Knowing when an item can be maintained and knowing when it is broken is the paragon of prudence.
Sometimes the 42" large screen TV that weighs 155-pounds with a profile three-feet-wide needs its tube broken for all eternity. Sometimes the coffee-pot needs emptied…not the filter, the entire appliance. Sometimes the old war-wagon with 200,000 miles on it can't be salvaged. Sometimes the house burns down and you need a new house. Sometimes, to my disgrace, the marriage can't be saved.
Sometimes maintenance is overrated. Sometimes it's time to start over. And sometimes it may be too late. Discerning the times and the seasons and when to make moves in professional sports leagues separates one general manager from another. Knowing when to "sell high" and when to stay the course is what builds careers and fattens wallets.
The Phoenix Suns have given us a great ride. But the ride is over - Ron Wolfley, reporting.
The problem is the Planet Orange Ride was maintained, prolonged, cared for and preserved. The theme-park was crumbling down around it but the ride was ready to go and making money.
Sometimes maintenance is overrated.
I came across something I wrote two-years ago and I'd like to offer you a retro-shot of verbiage from the bowels of the Wu Fang Clan:
The Suns MUST get something of value for STAT. He is the most talented asset the Suns possess and, therefore, the key to the Suns competing in the Western Conference in the future. What those pieces are remains in the hands of the creators of Planet Orange. Only they know what is being bantered about behind close doors but, make no mistake, those "pieces" will comprise the planet's core for the next five-years.
It will not stop with Amare; it should not stop with Amare.
The Suns should move Steve Nash as well and complete the trajectory of change. Declivitous though it may be, Nash without Amare does not compute. Why would the Suns sign an aging Steve Nash to a 2 or 3-year contract when the rest of the planet is exploding?
That was before the Suns finished third in the Western Conference and went on to challenge the Lakers in the Western Conference Finals with Amare and Nash leading the way.
Was it worth it? Was being relevant for a season worth prolonging the inevitable: a basketball team that didn't include Amare and Nash?
Only you can answer that question. There is a different answer for each of us.
For me and the compound, it was. I am glad the Suns didn't move Amare and Nash. As I read my dusty words I must admit: I'm glad I'm not making decisions for anyone. Last year was special. Planet Orange was special. Sweeping the Spurs was worth it alone!

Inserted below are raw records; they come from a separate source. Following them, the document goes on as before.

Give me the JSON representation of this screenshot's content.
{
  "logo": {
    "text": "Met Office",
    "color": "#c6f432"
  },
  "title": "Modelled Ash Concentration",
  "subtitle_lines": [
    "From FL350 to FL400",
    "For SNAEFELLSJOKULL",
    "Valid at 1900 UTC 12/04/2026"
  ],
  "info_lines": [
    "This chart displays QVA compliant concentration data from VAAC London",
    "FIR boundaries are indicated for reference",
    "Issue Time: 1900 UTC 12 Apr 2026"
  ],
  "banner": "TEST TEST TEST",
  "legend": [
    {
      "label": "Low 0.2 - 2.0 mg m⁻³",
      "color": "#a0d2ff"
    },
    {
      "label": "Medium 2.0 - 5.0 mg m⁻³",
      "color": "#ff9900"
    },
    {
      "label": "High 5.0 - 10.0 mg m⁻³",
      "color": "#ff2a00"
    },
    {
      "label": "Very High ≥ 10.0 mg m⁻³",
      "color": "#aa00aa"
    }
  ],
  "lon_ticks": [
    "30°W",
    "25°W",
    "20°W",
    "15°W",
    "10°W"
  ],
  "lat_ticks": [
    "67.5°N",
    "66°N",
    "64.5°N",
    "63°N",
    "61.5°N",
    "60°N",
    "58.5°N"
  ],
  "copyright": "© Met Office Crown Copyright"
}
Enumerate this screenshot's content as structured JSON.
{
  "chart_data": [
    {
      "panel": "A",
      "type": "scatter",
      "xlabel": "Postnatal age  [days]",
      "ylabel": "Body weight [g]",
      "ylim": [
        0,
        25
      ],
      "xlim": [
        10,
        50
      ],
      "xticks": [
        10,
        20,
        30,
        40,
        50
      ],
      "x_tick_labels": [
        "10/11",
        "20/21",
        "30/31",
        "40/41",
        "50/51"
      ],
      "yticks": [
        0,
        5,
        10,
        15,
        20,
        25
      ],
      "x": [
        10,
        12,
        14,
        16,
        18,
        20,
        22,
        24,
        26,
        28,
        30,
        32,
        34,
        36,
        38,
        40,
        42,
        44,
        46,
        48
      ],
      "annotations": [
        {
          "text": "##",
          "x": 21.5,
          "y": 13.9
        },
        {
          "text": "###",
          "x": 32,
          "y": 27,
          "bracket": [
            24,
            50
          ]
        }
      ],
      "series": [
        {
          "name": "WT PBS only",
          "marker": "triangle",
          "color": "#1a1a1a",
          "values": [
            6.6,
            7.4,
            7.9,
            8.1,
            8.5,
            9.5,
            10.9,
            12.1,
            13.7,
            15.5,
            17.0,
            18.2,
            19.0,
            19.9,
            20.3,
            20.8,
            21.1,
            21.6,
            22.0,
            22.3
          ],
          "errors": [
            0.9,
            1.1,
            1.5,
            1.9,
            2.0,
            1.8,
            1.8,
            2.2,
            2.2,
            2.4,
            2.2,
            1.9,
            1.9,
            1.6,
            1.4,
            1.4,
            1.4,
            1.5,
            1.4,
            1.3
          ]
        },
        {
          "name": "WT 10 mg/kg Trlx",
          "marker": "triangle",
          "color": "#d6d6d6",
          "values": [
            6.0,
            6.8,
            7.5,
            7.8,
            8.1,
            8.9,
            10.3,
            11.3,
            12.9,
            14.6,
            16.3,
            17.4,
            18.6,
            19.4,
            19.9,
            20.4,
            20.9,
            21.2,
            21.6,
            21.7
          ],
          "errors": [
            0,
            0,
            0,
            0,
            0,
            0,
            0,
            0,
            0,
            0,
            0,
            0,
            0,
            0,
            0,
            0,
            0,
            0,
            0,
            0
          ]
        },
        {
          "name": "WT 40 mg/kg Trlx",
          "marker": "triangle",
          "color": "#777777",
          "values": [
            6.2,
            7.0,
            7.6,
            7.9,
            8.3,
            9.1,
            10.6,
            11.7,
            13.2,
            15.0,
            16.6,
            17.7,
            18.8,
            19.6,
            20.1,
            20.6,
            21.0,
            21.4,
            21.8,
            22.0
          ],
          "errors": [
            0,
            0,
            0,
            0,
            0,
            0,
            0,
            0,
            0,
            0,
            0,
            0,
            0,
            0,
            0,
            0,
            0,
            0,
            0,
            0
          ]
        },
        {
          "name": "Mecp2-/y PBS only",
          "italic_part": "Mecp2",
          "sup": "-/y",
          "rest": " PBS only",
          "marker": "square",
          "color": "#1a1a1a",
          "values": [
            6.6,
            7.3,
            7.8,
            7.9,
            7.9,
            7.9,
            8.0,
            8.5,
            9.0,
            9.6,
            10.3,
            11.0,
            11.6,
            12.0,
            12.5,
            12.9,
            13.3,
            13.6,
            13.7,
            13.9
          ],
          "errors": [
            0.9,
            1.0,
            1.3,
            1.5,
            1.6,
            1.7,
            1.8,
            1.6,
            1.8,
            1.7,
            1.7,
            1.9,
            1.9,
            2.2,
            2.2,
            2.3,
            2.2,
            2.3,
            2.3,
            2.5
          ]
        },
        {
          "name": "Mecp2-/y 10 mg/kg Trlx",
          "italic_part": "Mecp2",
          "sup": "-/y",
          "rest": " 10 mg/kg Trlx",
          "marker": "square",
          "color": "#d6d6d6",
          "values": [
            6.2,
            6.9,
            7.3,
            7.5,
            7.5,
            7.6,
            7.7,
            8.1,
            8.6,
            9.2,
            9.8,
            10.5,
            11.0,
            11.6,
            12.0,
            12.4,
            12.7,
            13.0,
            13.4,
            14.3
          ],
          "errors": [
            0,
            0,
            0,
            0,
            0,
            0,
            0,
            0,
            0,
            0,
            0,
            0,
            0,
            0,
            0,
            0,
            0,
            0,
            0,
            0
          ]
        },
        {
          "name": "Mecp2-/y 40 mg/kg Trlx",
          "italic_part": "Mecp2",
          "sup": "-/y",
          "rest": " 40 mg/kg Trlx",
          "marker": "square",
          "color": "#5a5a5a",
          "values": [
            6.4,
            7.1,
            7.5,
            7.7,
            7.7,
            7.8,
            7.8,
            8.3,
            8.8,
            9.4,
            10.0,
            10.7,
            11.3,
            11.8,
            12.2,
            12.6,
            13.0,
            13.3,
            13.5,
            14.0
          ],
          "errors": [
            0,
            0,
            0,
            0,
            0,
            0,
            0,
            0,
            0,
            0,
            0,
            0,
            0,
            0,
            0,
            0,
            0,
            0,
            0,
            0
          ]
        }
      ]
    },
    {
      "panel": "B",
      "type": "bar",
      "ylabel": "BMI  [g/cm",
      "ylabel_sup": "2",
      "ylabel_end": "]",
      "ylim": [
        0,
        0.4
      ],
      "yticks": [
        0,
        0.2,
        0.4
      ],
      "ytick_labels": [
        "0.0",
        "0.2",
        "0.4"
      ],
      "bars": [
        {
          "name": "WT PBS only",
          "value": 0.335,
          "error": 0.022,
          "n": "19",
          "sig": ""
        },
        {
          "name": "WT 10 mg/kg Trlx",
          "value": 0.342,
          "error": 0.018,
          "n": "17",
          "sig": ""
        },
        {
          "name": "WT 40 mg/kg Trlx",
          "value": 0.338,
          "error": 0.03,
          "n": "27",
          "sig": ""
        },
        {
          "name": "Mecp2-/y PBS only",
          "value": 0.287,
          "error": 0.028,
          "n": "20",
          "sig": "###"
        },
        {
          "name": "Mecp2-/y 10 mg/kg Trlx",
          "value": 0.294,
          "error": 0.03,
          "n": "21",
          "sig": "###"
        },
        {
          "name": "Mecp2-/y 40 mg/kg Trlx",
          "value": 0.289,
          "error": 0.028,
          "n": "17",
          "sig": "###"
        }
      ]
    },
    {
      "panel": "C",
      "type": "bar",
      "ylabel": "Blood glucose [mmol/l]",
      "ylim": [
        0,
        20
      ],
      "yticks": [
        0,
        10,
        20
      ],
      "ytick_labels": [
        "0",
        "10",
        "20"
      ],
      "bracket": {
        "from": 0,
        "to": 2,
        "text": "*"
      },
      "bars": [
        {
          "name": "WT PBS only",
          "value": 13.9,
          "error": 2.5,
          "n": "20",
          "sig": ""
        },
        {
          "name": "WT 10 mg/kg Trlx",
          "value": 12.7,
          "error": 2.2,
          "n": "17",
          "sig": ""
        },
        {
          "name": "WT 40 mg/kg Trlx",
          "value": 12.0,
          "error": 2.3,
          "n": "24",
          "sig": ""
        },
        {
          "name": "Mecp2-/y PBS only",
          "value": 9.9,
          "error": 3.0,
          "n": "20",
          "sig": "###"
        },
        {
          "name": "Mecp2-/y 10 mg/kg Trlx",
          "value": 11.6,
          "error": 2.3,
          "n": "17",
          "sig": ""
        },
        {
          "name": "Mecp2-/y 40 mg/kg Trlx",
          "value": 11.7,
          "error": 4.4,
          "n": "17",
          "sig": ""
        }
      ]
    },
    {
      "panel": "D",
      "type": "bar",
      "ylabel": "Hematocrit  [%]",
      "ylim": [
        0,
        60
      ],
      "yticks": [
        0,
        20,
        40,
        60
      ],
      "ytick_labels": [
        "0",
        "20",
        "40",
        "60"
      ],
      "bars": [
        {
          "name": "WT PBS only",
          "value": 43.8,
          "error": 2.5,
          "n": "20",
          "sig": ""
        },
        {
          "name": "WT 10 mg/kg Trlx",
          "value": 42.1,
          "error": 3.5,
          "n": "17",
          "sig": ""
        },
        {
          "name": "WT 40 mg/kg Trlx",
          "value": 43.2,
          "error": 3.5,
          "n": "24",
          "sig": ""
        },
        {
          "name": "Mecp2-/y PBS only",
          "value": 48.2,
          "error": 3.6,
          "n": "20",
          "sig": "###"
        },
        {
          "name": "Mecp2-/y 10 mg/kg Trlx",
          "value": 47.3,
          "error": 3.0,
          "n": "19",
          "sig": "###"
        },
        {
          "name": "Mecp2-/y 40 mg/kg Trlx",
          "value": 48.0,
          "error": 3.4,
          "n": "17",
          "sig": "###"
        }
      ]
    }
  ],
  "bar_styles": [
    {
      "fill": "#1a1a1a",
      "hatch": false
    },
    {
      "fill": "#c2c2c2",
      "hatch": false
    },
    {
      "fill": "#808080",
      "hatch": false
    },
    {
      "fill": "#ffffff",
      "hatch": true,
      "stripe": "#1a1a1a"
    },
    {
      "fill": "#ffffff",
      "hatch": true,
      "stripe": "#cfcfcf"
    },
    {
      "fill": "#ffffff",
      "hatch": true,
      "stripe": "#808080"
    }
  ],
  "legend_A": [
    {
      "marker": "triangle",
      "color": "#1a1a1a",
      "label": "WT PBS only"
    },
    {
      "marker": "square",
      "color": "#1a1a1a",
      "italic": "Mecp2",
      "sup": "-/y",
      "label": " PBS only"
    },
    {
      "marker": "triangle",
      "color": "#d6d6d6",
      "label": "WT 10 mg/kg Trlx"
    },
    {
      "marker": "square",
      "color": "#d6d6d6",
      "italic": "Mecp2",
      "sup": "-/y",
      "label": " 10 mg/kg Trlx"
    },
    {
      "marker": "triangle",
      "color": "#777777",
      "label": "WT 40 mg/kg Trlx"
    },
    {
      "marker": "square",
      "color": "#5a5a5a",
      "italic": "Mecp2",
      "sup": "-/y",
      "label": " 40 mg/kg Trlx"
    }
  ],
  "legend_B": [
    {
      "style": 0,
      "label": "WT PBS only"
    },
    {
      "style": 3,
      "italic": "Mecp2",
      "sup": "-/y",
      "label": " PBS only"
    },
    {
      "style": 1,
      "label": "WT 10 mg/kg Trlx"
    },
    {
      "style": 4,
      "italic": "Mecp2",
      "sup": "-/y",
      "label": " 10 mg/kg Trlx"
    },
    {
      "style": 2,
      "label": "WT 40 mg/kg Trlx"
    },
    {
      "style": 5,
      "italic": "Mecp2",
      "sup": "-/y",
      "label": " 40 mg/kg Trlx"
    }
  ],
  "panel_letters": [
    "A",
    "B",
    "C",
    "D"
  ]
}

But the Suns lost Amare Stoudemire. They got nothing for him. Although he had many holes in his game, he represented the cornerstone that would lay the foundation of Planet Orange's rebuilding project. He walked. The Suns will never get that back. They lost their most valuable piece to the rebuilding puzzle and got nothing in return.
Unfortunately, they can't make the same mistake with Nash.